One week later, on September 8, 1692, Abigail Barker was herself accused of being a witch by Rose Foster. Her husband Ebenezer joined the newly formed Andover resistance and signed petitions in October and December to Governor William Phips and the Superior Court of Judicature.

Barker is mentioned in the petition presented to the Court when it opened on January 3, 1693, which was signed by Dudley Bradstreet, Reverend Dane, Reverend Barnard, and 50 Andover residents. Despite the petition, the Superior Court indicted Abigail of witchcraft.

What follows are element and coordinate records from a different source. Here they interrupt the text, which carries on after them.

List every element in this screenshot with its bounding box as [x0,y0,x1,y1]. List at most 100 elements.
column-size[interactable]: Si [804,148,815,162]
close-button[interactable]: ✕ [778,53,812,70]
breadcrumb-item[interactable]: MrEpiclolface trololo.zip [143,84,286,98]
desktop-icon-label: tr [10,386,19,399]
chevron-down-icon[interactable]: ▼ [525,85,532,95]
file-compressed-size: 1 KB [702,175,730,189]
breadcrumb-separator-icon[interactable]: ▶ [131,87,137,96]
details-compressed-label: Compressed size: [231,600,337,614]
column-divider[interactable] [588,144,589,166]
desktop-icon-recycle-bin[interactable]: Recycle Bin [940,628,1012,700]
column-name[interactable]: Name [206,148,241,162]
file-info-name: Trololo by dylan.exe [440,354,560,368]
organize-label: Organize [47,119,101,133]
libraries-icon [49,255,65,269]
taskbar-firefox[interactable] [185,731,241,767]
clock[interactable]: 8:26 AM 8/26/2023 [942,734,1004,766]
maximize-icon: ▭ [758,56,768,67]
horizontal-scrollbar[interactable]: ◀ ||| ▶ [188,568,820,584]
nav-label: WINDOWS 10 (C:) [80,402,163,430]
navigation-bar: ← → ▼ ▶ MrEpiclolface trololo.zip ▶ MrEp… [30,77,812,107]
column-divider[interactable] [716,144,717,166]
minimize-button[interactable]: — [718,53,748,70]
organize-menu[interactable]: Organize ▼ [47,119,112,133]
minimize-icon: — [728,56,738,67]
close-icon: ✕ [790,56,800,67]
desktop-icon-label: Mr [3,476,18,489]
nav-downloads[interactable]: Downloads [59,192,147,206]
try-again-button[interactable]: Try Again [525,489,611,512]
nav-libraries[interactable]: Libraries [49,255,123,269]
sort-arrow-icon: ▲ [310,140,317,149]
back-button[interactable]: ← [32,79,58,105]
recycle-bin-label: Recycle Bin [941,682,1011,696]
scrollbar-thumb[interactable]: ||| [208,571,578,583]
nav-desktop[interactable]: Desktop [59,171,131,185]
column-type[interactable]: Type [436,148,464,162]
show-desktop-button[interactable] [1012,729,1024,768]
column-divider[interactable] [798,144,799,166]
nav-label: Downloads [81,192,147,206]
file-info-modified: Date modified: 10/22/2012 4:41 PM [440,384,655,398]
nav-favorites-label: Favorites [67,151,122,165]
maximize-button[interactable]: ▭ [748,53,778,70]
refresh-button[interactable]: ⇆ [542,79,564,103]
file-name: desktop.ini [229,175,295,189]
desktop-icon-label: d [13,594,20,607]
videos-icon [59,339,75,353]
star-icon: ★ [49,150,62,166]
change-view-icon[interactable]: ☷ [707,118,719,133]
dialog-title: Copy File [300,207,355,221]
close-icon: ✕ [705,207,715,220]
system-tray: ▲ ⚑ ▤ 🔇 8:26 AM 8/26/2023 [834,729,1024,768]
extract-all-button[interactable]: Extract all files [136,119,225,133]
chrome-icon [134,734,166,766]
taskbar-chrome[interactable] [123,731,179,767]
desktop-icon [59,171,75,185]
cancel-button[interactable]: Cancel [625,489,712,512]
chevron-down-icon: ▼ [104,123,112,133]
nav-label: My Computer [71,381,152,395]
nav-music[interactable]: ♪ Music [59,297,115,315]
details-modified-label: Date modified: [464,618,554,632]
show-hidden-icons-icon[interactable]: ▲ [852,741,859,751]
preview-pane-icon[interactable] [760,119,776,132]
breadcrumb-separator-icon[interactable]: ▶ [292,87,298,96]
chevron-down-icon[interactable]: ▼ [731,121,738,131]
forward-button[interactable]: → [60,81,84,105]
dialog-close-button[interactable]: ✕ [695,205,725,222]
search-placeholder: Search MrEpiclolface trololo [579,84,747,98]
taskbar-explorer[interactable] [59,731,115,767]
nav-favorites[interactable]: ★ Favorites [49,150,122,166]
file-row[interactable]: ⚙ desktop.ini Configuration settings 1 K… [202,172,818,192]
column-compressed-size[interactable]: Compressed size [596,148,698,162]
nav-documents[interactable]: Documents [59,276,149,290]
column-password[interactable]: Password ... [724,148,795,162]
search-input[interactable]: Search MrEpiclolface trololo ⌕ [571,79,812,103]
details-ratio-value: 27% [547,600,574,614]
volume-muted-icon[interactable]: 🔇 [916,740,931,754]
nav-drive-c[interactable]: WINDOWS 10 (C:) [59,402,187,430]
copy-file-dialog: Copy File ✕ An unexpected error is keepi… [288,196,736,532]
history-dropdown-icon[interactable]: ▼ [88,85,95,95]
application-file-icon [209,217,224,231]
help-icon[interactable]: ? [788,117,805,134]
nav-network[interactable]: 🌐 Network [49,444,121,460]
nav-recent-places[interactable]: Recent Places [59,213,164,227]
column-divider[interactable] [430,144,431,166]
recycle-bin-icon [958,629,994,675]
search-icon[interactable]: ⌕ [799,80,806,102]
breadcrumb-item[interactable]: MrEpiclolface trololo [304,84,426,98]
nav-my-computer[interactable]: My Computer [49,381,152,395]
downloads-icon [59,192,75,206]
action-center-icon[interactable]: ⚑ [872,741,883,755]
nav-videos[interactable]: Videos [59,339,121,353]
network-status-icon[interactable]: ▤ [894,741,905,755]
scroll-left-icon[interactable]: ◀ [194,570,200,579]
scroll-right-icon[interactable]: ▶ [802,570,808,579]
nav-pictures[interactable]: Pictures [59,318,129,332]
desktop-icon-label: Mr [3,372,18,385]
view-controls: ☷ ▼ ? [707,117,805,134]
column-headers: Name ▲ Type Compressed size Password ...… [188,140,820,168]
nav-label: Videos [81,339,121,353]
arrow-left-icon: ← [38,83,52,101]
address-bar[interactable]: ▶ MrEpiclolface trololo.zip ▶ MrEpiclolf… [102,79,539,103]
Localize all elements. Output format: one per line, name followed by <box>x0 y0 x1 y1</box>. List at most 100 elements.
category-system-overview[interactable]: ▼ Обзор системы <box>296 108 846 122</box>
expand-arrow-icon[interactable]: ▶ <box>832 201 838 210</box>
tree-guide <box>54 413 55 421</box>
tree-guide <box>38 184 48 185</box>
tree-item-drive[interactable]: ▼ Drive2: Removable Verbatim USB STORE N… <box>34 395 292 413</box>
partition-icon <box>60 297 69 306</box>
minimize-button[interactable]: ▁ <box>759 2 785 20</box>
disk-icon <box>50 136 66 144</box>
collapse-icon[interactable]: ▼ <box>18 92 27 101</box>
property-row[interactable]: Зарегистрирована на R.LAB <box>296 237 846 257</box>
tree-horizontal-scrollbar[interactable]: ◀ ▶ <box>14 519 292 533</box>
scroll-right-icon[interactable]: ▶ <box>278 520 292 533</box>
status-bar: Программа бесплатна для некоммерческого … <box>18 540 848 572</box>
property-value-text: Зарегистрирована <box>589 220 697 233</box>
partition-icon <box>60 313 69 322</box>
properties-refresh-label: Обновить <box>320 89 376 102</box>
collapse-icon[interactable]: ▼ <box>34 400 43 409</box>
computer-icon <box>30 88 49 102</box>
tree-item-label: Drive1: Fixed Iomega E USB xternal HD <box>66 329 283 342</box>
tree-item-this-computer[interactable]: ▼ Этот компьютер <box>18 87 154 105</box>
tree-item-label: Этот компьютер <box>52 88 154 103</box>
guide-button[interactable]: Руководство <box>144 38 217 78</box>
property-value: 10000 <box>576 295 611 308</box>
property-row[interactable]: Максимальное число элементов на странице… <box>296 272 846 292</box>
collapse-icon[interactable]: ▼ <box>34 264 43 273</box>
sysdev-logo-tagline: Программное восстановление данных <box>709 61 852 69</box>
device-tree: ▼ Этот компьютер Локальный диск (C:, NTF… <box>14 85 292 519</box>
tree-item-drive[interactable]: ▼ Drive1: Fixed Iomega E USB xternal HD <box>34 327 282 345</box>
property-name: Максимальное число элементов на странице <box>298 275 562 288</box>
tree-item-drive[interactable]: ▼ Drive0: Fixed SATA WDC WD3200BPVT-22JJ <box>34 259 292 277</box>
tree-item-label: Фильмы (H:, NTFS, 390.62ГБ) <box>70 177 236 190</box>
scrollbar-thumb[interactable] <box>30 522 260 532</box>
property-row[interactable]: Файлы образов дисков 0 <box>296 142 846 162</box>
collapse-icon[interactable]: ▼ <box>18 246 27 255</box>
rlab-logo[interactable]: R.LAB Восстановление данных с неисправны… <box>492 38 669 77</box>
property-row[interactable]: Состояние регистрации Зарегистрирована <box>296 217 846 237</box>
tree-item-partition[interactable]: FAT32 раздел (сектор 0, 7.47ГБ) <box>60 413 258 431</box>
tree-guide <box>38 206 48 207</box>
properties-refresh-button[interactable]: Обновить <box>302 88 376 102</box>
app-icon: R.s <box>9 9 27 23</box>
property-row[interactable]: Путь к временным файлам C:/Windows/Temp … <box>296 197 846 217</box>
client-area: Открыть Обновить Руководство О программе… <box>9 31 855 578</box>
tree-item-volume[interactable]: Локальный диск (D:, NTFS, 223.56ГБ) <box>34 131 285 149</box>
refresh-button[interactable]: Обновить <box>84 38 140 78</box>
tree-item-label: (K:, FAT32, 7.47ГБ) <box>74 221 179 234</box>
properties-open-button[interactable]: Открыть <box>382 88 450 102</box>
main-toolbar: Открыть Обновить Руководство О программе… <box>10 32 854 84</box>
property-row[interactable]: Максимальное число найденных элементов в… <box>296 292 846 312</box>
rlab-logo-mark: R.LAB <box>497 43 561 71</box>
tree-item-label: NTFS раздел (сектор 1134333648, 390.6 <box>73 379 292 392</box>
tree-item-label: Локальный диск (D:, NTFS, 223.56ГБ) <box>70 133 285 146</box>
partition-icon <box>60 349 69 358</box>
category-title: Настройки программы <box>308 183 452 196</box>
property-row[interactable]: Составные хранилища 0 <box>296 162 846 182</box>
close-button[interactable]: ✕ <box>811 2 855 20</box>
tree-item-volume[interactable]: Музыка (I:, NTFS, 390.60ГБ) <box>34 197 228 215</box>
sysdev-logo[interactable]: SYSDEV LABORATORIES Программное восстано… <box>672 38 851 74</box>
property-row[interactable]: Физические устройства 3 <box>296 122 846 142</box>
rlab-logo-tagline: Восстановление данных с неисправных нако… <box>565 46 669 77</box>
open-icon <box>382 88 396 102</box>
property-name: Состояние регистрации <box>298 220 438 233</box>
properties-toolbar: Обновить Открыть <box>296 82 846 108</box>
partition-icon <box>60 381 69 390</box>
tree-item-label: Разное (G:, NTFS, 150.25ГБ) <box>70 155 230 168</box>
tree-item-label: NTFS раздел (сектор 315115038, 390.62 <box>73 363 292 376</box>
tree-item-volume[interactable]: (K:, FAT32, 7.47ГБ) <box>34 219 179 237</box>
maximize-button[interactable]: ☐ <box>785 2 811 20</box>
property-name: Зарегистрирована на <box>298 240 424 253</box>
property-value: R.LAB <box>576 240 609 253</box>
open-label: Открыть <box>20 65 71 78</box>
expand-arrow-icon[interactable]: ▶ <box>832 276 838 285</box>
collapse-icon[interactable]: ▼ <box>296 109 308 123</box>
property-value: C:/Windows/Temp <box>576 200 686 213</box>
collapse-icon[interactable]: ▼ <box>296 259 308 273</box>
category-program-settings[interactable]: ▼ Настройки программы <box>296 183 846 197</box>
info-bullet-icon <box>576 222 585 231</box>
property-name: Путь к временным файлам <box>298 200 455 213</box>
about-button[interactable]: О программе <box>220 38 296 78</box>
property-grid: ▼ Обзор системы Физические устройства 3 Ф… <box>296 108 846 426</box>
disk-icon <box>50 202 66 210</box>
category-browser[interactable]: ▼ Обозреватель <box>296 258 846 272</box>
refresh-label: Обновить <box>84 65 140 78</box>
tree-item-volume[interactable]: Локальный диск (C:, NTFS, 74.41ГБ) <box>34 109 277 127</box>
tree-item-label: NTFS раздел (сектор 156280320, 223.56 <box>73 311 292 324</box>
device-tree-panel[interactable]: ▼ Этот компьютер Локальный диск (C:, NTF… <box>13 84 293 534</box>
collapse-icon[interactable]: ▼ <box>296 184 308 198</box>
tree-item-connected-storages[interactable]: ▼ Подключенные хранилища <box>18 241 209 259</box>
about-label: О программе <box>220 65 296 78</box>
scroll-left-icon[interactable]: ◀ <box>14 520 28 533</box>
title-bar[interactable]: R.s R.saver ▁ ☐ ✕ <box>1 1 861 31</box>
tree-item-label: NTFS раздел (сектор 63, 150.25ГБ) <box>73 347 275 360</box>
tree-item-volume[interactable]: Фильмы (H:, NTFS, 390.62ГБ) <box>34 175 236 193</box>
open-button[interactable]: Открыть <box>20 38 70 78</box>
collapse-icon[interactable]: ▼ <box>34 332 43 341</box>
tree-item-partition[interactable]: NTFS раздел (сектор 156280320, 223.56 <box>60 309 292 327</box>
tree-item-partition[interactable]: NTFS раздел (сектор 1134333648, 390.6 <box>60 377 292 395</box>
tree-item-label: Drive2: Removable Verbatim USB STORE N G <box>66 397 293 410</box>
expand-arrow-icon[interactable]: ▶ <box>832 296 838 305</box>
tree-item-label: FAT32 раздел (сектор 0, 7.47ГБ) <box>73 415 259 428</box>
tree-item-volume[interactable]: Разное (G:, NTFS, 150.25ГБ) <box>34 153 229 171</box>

In a subsequently jury trial on January 6, 1693, Abigail was found not guilty. The 12 jurors included Nathaniel Howard, Reverend John Hale, Samuel Morgan, James Sanders, Richard Gross, John Witt, Nathaniel Emerson, John Emery, Benayah Tidcomb, John Platts, John Lamson, and James Friend. Barker was released, having been imprisoned for 4 1/2 months in Salem.

=== Later life and death ===
After the trial, Abigail went back to her life in Andover and was 87 years old when she died there in 1743. She is buried in the Old North Parish Burying Ground in North Andover.

== Legacy ==
Barker's Farm was established by the Barker family in 1642 and has been run by each subsequent generation of the family, making it one of the oldest continuously owned and operated family farms in the United States.